The concept of supernaturally perceiving hidden details about your or someone’s past, present, and future takes some getting used to. But once you’re comfortable with it, either doing it yourself or consulting with a pro, the insight you gain can be indispensable, saving you time, money, and heartache.
But just where does the psychic insight come from? Below we list three possible explanations of prophetic perceptions, whether by visions, hearing, tasting, or simply knowing.
1) The person having the psychic impressions is tapping into the other side, an other-dimensional source.
For instance, the person is tapping into the subject’s super-conscious (or higher-self, soul-self), or the Akashic Records, where all information about the past, present, and future is stored. It comes in very handy to automatically perceive the true meaning and sometimes intention and back-story behind people’s words. Another source is spiritual guides who serve as fact-check auditors. These methods work well for us both, but being “on” and sometimes “elsewhere” for most of our waking hours tends to undermine our everyday lives.
We’ve known many psychics who are very skilled at psychically reading individuals, but very few, if any, who are consistently accurate with mundane predictions, such as earthquakes and terrorist attacks. Why? In part, because cities or states don’t have higher-selves to tune into.

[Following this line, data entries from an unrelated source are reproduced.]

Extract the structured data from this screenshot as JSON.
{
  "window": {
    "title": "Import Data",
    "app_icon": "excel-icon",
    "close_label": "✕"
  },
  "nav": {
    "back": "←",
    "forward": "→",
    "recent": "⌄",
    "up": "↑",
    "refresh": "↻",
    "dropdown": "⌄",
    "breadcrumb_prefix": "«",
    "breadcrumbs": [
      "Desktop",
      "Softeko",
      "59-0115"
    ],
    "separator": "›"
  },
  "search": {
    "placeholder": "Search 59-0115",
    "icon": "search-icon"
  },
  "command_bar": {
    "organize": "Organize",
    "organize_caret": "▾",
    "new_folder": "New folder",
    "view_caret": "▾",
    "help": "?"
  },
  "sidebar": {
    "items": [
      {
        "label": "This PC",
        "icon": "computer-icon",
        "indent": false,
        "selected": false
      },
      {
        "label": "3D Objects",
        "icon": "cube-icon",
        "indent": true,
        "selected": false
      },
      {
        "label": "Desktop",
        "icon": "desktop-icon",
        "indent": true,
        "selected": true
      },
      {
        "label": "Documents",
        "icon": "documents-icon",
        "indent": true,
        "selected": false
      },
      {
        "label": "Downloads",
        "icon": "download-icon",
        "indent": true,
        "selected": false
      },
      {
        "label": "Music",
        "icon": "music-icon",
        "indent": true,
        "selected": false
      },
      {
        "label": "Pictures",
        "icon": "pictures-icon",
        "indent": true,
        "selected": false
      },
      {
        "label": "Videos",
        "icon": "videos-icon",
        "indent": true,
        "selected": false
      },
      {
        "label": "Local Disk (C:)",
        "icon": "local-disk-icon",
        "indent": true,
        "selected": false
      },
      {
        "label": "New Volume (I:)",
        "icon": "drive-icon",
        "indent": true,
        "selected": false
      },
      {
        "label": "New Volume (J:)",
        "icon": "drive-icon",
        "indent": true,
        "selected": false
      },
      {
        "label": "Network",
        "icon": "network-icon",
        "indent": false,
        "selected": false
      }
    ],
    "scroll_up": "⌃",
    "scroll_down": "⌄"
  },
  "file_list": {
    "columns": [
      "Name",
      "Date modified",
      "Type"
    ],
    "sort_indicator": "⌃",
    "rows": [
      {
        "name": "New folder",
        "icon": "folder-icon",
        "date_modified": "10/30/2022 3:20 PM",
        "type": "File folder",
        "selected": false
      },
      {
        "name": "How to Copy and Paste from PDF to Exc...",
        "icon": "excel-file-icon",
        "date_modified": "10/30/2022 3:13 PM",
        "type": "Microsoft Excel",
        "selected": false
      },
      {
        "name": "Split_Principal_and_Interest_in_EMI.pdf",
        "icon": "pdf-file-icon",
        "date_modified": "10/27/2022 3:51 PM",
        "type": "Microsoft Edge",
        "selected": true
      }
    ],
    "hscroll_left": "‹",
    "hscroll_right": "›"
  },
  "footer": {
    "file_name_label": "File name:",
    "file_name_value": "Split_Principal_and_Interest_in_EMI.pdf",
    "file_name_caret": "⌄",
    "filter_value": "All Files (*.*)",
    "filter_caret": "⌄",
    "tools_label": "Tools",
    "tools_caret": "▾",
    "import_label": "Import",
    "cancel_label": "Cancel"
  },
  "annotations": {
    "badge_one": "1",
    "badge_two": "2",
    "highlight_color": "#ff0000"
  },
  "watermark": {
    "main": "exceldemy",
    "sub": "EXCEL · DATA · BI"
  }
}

Psychic perception of the future isn’t about knowing everything. Instead, it’s similar to remembering an event from your past like a holiday dinner or vacation; you won’t recall every single detail, but do remember the basics and the overall feeling.
Our belief is that at least 75% of the core events and conditions in your life are fated (or destined, predetermined, predestined–these words all have the same meaning). The 25% category includes information the psychic may pick up that never transpires.
The difficulty with accessing the future is that it’s often a challenge to frame the timing. To the person having the extrasensory vision, it may appear to be a circumstance only two years in the future, yet may not really take place until ten or more years from now. Comprehensive astrology and numerology greatly assist to define the timing of the life occurrence.
2. The psychic is reading your mind. It’s possible you have a belief about how your future is going to go, the psychic perceives that, and mistakes your mental impressions for prophesy. However, we believe this is not nearly as common as option number one above.
Keep in mind that many psychics are extremely sensitive to their environments. Thus, if you are anxious, unsettled and, or very skeptical, for example, they are going to pick up on that and it could have a detrimental effect on the session.
3. The reader makes a wild guess, and miraculously hits the mark. Seriously though, the odds of accurately foretelling your path in life, including specific years you’ll encounter key events, and even some of the distinct details are slim to none. In our experience, the skeptics who claim that psychics are guessing, making it up, or otherwise bluffing, have never experienced authentic psychic readings.
Ultimately, our view is that discerning personal fate is a matter of having access to hidden information, the truth of the matter, whether it’s by pure extrasensory talent, astrological and numerological charting and, or through other means. We believe psychic talent is largely inborn, yet you can cultivate and fine-tune what you innately possess.